On the last zero process with applications in corporate bankruptcy (2003.06871v2)

Abstract: For a spectrally negative L\'evy process $X$, consider $g_t$, the last time $X$ is below the level zero before time $t\geq 0$. We use a perturbation method for L\'evy processes to derive an It^o formula for the three-dimensional process ${(g_t,t, X_t), t\geq 0 }$ and its infinitesimal generator.

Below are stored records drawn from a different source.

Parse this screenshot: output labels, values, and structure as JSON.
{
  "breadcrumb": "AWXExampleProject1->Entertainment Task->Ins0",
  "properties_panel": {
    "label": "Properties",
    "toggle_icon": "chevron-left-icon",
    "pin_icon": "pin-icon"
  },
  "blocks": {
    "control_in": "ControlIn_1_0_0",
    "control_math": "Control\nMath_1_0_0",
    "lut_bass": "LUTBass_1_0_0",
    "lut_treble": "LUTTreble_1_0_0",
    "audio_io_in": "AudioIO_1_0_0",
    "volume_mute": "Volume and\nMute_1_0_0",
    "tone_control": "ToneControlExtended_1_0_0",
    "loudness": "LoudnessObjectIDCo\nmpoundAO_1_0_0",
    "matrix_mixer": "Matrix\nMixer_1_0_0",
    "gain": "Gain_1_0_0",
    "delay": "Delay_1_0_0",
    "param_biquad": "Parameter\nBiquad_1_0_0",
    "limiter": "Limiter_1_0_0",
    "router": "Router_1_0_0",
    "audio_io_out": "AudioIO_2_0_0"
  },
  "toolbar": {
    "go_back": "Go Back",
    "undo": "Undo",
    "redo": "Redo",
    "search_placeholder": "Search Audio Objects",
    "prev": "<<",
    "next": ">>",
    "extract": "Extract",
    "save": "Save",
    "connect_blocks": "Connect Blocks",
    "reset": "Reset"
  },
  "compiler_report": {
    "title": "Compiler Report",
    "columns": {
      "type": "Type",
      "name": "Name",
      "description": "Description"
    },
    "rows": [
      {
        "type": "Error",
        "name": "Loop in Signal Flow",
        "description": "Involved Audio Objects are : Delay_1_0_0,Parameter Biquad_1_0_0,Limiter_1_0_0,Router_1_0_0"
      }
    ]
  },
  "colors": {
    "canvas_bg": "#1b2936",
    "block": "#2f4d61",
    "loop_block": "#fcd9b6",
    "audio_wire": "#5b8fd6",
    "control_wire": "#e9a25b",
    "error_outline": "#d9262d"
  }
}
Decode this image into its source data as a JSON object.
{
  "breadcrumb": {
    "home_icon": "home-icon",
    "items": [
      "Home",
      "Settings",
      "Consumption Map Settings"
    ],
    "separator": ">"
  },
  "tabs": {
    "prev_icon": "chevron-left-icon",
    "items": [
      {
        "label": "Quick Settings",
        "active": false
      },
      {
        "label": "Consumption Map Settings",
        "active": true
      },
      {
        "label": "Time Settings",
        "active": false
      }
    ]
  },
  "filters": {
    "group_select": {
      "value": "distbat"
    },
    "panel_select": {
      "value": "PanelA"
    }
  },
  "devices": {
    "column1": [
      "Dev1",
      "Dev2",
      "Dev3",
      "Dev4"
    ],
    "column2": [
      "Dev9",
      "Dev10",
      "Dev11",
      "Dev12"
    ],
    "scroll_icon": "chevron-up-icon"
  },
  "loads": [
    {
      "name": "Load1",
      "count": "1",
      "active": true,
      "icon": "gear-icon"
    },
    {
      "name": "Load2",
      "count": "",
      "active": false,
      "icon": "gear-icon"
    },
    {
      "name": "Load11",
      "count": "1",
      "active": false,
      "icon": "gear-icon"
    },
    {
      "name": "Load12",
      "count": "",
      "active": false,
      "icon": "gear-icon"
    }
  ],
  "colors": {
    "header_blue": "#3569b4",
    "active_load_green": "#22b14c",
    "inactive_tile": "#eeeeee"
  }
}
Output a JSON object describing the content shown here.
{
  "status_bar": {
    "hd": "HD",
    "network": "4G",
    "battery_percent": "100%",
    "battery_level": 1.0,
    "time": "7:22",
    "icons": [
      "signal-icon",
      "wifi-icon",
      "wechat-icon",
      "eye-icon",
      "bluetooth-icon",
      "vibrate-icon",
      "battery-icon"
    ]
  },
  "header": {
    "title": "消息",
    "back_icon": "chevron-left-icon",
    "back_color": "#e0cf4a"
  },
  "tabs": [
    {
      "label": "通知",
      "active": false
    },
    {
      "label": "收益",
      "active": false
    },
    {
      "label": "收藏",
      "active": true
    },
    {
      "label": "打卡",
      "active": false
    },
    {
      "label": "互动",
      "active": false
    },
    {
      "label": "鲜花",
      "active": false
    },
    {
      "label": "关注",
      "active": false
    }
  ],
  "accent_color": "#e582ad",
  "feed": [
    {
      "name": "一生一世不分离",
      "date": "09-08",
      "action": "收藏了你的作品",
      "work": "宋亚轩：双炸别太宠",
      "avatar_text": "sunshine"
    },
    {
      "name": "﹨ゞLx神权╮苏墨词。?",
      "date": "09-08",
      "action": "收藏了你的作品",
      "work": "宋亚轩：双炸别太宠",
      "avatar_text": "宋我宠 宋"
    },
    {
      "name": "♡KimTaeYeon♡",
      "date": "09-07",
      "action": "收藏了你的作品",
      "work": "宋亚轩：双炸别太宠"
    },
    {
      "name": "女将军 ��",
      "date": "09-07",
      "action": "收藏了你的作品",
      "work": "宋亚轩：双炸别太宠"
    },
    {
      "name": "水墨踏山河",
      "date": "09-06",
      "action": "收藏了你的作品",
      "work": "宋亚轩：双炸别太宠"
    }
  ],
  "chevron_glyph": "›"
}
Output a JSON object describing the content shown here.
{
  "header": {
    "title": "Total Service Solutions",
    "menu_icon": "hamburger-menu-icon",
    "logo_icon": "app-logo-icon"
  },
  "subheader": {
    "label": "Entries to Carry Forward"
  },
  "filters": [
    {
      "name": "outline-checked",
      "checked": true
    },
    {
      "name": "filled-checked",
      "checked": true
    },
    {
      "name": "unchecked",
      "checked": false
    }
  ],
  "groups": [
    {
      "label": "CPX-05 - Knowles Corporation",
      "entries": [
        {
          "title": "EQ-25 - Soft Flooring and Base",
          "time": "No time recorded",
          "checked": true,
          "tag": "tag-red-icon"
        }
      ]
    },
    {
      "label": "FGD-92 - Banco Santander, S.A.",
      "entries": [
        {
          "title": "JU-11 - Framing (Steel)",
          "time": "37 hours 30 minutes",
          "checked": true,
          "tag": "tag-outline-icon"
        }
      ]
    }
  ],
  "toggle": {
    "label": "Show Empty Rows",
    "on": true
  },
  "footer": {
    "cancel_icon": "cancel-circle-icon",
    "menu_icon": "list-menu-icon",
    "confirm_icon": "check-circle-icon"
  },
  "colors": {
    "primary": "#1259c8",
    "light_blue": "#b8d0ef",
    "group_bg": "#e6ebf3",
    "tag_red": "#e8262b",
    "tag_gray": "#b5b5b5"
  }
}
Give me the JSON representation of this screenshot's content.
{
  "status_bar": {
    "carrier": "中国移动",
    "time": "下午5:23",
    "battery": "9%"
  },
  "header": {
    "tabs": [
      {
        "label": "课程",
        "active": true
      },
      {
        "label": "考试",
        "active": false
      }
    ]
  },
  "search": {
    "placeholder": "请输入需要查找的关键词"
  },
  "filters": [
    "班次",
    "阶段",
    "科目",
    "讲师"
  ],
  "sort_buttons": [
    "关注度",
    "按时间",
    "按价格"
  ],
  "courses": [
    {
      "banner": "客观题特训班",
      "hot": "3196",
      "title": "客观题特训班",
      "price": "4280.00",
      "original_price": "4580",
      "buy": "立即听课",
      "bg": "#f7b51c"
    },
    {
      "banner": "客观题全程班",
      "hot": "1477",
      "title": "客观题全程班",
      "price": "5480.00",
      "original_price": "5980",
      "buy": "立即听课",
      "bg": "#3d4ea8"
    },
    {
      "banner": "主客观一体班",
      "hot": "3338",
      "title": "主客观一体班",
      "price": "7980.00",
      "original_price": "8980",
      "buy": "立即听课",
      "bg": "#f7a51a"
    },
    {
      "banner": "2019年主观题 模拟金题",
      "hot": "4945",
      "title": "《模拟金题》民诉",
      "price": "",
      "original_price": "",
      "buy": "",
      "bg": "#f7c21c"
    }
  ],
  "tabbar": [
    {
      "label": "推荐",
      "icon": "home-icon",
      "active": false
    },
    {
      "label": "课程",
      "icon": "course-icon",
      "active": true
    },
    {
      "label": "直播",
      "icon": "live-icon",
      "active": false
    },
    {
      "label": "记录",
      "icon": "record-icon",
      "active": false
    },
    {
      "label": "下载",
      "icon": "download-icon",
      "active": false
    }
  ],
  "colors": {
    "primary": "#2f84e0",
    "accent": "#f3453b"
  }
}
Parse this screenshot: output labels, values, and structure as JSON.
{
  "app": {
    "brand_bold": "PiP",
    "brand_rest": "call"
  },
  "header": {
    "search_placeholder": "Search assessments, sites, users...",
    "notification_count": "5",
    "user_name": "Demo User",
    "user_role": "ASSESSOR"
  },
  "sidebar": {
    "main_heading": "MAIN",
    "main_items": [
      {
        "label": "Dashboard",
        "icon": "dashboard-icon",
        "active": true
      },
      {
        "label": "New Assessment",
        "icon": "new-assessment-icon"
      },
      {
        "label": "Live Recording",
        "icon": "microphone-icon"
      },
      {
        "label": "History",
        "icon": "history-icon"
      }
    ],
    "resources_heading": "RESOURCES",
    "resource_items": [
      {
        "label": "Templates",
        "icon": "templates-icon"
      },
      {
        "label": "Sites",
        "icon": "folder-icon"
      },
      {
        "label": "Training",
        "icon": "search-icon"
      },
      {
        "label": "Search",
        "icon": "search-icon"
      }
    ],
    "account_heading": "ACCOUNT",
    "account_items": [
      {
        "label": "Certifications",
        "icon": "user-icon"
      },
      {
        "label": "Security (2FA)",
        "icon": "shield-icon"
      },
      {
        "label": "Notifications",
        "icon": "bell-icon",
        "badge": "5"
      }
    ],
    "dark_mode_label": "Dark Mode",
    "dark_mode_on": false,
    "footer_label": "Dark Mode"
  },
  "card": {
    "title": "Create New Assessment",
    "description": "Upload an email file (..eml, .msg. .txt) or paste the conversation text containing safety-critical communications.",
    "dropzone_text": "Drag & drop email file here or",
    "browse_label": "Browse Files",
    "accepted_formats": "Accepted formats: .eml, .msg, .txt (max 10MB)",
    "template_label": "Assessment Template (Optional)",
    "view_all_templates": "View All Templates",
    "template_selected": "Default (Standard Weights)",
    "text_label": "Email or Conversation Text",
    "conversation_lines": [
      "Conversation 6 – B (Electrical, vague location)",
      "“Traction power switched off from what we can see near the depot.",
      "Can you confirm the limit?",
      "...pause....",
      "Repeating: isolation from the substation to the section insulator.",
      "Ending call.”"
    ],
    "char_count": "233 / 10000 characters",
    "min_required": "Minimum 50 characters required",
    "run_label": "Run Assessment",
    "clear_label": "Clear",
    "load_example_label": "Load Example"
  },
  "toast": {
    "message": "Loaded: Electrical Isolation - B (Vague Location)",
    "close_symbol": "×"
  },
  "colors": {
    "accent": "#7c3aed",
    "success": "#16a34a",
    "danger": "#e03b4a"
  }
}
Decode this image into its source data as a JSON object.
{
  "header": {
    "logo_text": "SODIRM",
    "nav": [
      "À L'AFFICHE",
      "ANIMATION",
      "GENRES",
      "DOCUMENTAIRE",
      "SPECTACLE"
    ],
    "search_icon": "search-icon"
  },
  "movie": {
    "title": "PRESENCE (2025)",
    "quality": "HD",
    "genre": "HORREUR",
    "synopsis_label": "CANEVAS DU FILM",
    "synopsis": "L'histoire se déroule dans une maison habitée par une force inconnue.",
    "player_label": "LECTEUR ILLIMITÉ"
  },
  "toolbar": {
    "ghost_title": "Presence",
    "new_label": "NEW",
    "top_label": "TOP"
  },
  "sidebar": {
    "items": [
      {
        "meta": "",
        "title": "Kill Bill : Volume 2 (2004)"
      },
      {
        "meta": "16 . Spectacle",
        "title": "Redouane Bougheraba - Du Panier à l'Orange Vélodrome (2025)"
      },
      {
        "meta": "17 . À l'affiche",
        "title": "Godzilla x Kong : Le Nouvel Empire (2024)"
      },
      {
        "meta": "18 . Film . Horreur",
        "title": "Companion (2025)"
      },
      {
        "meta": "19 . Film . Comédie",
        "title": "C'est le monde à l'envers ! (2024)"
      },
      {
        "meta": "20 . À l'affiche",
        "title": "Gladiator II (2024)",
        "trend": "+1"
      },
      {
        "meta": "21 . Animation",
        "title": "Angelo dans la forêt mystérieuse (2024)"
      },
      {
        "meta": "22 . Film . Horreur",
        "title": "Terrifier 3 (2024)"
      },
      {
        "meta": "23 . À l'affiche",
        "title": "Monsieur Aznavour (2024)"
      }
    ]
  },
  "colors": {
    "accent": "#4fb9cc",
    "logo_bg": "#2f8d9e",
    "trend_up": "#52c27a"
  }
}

Moreover, with $U_t:=t-g_t$, the length of a current positive excursion, we derive a general formula that allows us to calculate a functional of the whole path of $ (U, X)={(U_t, X_t),t\geq 0}$ in terms of the positive and negative excursions of the process $X$. As a corollary, we find the joint Laplace transform of $(U_{\mathbf{e}q}, X{\mathbf{e}q})$, where $\mathbf{e}_q$ is an independent exponential time, and the q-potential measure of the process $(U, X)$. Furthermore, using the results mentioned above, we find a solution to a general optimal stopping problem depending on $(U, X)$ with some applications for corporate bankruptcy. Lastly, we establish a link between the optimal prediction of $g{\infty}$ and optimal stopping problems in terms of $(U, X)$ as per Baurdoux and Pedraza (2020).